In my line of work I come across lots of interesting ingredients and culinary combinations that invariably cannot be included in the weekly soul food feast on Sundays. So from time to time I like to take these unutilized portions of sermon prep and offer them as mid-week snacks. Snack time today consists of a rundown of the differences between Kris Kringle and Jesus of Nazareth.

  1. Kris is not interested in being your friend. He only comes around once-a-year! Perhaps you’re saying to yourself, “That’s not too shabby, I don’t even see my old college roommates that frequently.” But here’s the deal, when Kris comes around he demands that you be asleep, and he’s adamant that you not see, or interact, with him. Jesus, on the other hand, is all about friendship! Even though He infinitely outranks us, and even though He is inescapably intimidating …He insists on having us in His life as close, personal, friends of His (John 15:5). And Jesus isn’t interested in a sporadic friendship, but rather He wants to be with us always (Matthew 28:20); He will settle for nothing less than a wholistic, life-dominating, friendship (Luke 5:34).
  2. Back to Kris. Perhaps you’re wondering, “What’s Kris up to? Why is he sneaking into my house in the middle of night? Is he stealing from me?” Well, Kris does take cookies from your house, but we can’t really accuse him of kleptomania seeing as how we elect to put cookies out for him on the night he comes. It’s worth noting that this ‘home invasion’ habit is perhaps the closest area of commonality between Kris and Jesus …neither of them shy away from the appearance of being a ‘thief in the night’ (Luke 12:39-40). But the fact of the matter is, they don’t come around to rob you …they have far more subversive motives. Kris’s agenda is to hook you on hoarding. Like a drug dealer, he operates with a “first one’s free” approach. His aim is to get you addicted to, and keep you hooked on, material stuff. He infiltrates your home to sow the seed of ‘something sparkly, shiny, and new,’ and his ambition is to see that seed spread into a hoardrific sprawling forest of materialism. Jesus, on the other hand, invades your life to liberate you from the enticements and enslavement to ’stuff.’ Jesus invites you into the joy of generosity, and He enlists you into an enlivening war against greed (Luke 12:33-34).
  3. Kris bewitches us with short-lived pleasures in order to inoculate us against true goodness.

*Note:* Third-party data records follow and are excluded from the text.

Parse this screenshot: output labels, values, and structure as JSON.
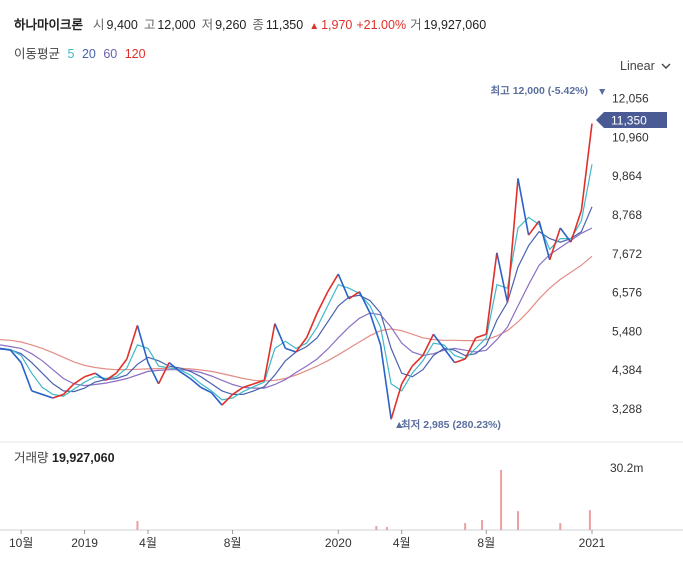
{
  "header": {
    "name": "하나마이크론",
    "open_label": "시",
    "open": "9,400",
    "high_label": "고",
    "high": "12,000",
    "low_label": "저",
    "low": "9,260",
    "close_label": "종",
    "close": "11,350",
    "change": "1,970",
    "change_pct": "+21.00%",
    "volume_label": "거",
    "volume": "19,927,060"
  },
  "ma": {
    "label": "이동평균",
    "periods": [
      "5",
      "20",
      "60",
      "120"
    ]
  },
  "scale_selector": {
    "value": "Linear"
  },
  "annotations": {
    "high": {
      "label": "최고",
      "value": "12,000 (-5.42%)"
    },
    "low": {
      "label": "최저",
      "value": "2,985 (280.23%)"
    },
    "current_price": "11,350"
  },
  "volume_panel": {
    "label": "거래량",
    "value": "19,927,060",
    "axis_max": "30.2m"
  },
  "colors": {
    "up": "#e0302a",
    "down": "#2a62c8",
    "ma5": "#3fb8c8",
    "ma20": "#4a62b0",
    "ma60": "#8c6fc4",
    "ma120": "#e38d86",
    "tag": "#4a5a94",
    "annot": "#5a6e9e"
  },
  "chart_data": {
    "type": "line",
    "title": "하나마이크론",
    "y_ticks": [
      12056,
      10960,
      9864,
      8768,
      7672,
      6576,
      5480,
      4384,
      3288
    ],
    "y_tick_labels": [
      "12,056",
      "10,960",
      "9,864",
      "8,768",
      "7,672",
      "6,576",
      "5,480",
      "4,384",
      "3,288"
    ],
    "ylim": [
      2470,
      12580
    ],
    "x_tick_labels": [
      "10월",
      "2019",
      "4월",
      "8월",
      "2020",
      "4월",
      "8월",
      "2021"
    ],
    "x_ticks": [
      10,
      13,
      16,
      20,
      25,
      28,
      32,
      37
    ],
    "xlim": [
      9,
      37
    ],
    "price": {
      "x": [
        9,
        9.5,
        10,
        10.5,
        11,
        11.5,
        12,
        12.5,
        13,
        13.5,
        14,
        14.5,
        15,
        15.5,
        16,
        16.5,
        17,
        17.5,
        18,
        18.5,
        19,
        19.5,
        20,
        20.5,
        21,
        21.5,
        22,
        22.5,
        23,
        23.5,
        24,
        24.5,
        25,
        25.5,
        26,
        26.5,
        27,
        27.5,
        28,
        28.5,
        29,
        29.5,
        30,
        30.5,
        31,
        31.5,
        32,
        32.5,
        33,
        33.5,
        34,
        34.5,
        35,
        35.5,
        36,
        36.5,
        37
      ],
      "y": [
        5000,
        4950,
        4600,
        3800,
        3700,
        3600,
        3700,
        4000,
        4200,
        4300,
        4100,
        4300,
        4700,
        5650,
        4600,
        4000,
        4600,
        4350,
        4150,
        3900,
        3750,
        3400,
        3700,
        3900,
        4000,
        4100,
        5700,
        5000,
        4900,
        5300,
        6000,
        6600,
        7100,
        6400,
        6600,
        6000,
        5100,
        3000,
        4000,
        4500,
        4800,
        5400,
        5000,
        4600,
        4700,
        5300,
        5400,
        7700,
        6300,
        9800,
        8200,
        8600,
        7500,
        8400,
        8000,
        8900,
        11350
      ]
    },
    "ma5": [
      5000,
      4970,
      4800,
      4300,
      3900,
      3700,
      3650,
      3850,
      4050,
      4200,
      4150,
      4200,
      4450,
      5100,
      5000,
      4500,
      4450,
      4400,
      4250,
      4000,
      3800,
      3550,
      3600,
      3780,
      3920,
      4050,
      5000,
      5200,
      5000,
      5150,
      5600,
      6200,
      6800,
      6700,
      6550,
      6200,
      5600,
      4000,
      3800,
      4300,
      4650,
      5150,
      5100,
      4800,
      4700,
      5000,
      5300,
      6800,
      6700,
      8400,
      8700,
      8500,
      7800,
      8100,
      8100,
      8600,
      10200
    ],
    "ma20": [
      4980,
      4960,
      4850,
      4600,
      4300,
      4000,
      3800,
      3780,
      3880,
      4050,
      4120,
      4150,
      4250,
      4550,
      4750,
      4650,
      4500,
      4450,
      4350,
      4200,
      4000,
      3800,
      3700,
      3700,
      3800,
      3920,
      4250,
      4650,
      4900,
      5050,
      5300,
      5750,
      6200,
      6450,
      6500,
      6350,
      6000,
      5000,
      4300,
      4200,
      4400,
      4800,
      5000,
      4950,
      4800,
      4850,
      5100,
      5800,
      6300,
      7300,
      7900,
      8300,
      8100,
      8000,
      8100,
      8300,
      9000
    ],
    "ma60": [
      5100,
      5050,
      5000,
      4850,
      4650,
      4400,
      4150,
      4000,
      3950,
      3980,
      4020,
      4080,
      4150,
      4250,
      4350,
      4380,
      4400,
      4400,
      4380,
      4320,
      4220,
      4100,
      3980,
      3900,
      3880,
      3880,
      3980,
      4120,
      4320,
      4500,
      4700,
      4980,
      5300,
      5600,
      5850,
      6000,
      5950,
      5600,
      5150,
      4900,
      4800,
      4850,
      4950,
      5000,
      4950,
      4900,
      4950,
      5250,
      5600,
      6200,
      6800,
      7350,
      7650,
      7850,
      8050,
      8250,
      8400
    ],
    "ma120": [
      5250,
      5230,
      5180,
      5100,
      5000,
      4880,
      4750,
      4620,
      4520,
      4460,
      4420,
      4400,
      4400,
      4410,
      4420,
      4430,
      4440,
      4440,
      4420,
      4390,
      4350,
      4290,
      4220,
      4150,
      4100,
      4080,
      4100,
      4150,
      4250,
      4370,
      4500,
      4650,
      4820,
      5000,
      5180,
      5360,
      5500,
      5550,
      5500,
      5400,
      5300,
      5250,
      5230,
      5230,
      5220,
      5220,
      5250,
      5350,
      5500,
      5750,
      6050,
      6400,
      6700,
      6950,
      7150,
      7350,
      7600
    ],
    "volume": {
      "x": [
        15.5,
        26.8,
        27.3,
        31,
        31.8,
        32.7,
        33.5,
        35.5,
        36.9
      ],
      "values": [
        4.5,
        2,
        1.5,
        3.5,
        5,
        30.2,
        9.5,
        3.5,
        10
      ]
    }
  }
}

Perhaps you’ve heard his propaganda, “he knows if you’ve been bad or good, so be good for goodness sake.” Kris seduces us with his goodie bag of sundry ‘Turkish delights,’ telling us all we have to do is “be good” and we’ll be sated. Every December we play his game, and every January we are depressed. Jesus offers us no nonsense about “being good for goodness sake,” rather Jesus says, “No one is good except God alone” (Mark 10:18). Jesus disabuses us of the notion that we could earn or merit true treasure, and instead He requires us to rely on His goodness performed on our behalf (John 6:29), and insists that we receive our everlasting treasure as an inheritance (Matthew 25:34). And, finally, Jesus doesn’t accomplish perfection and infinite atonement for “goodness sake”, He lives, dies, rises, ascends, and returns for the sake of His Father’s glory (John 17:4-5).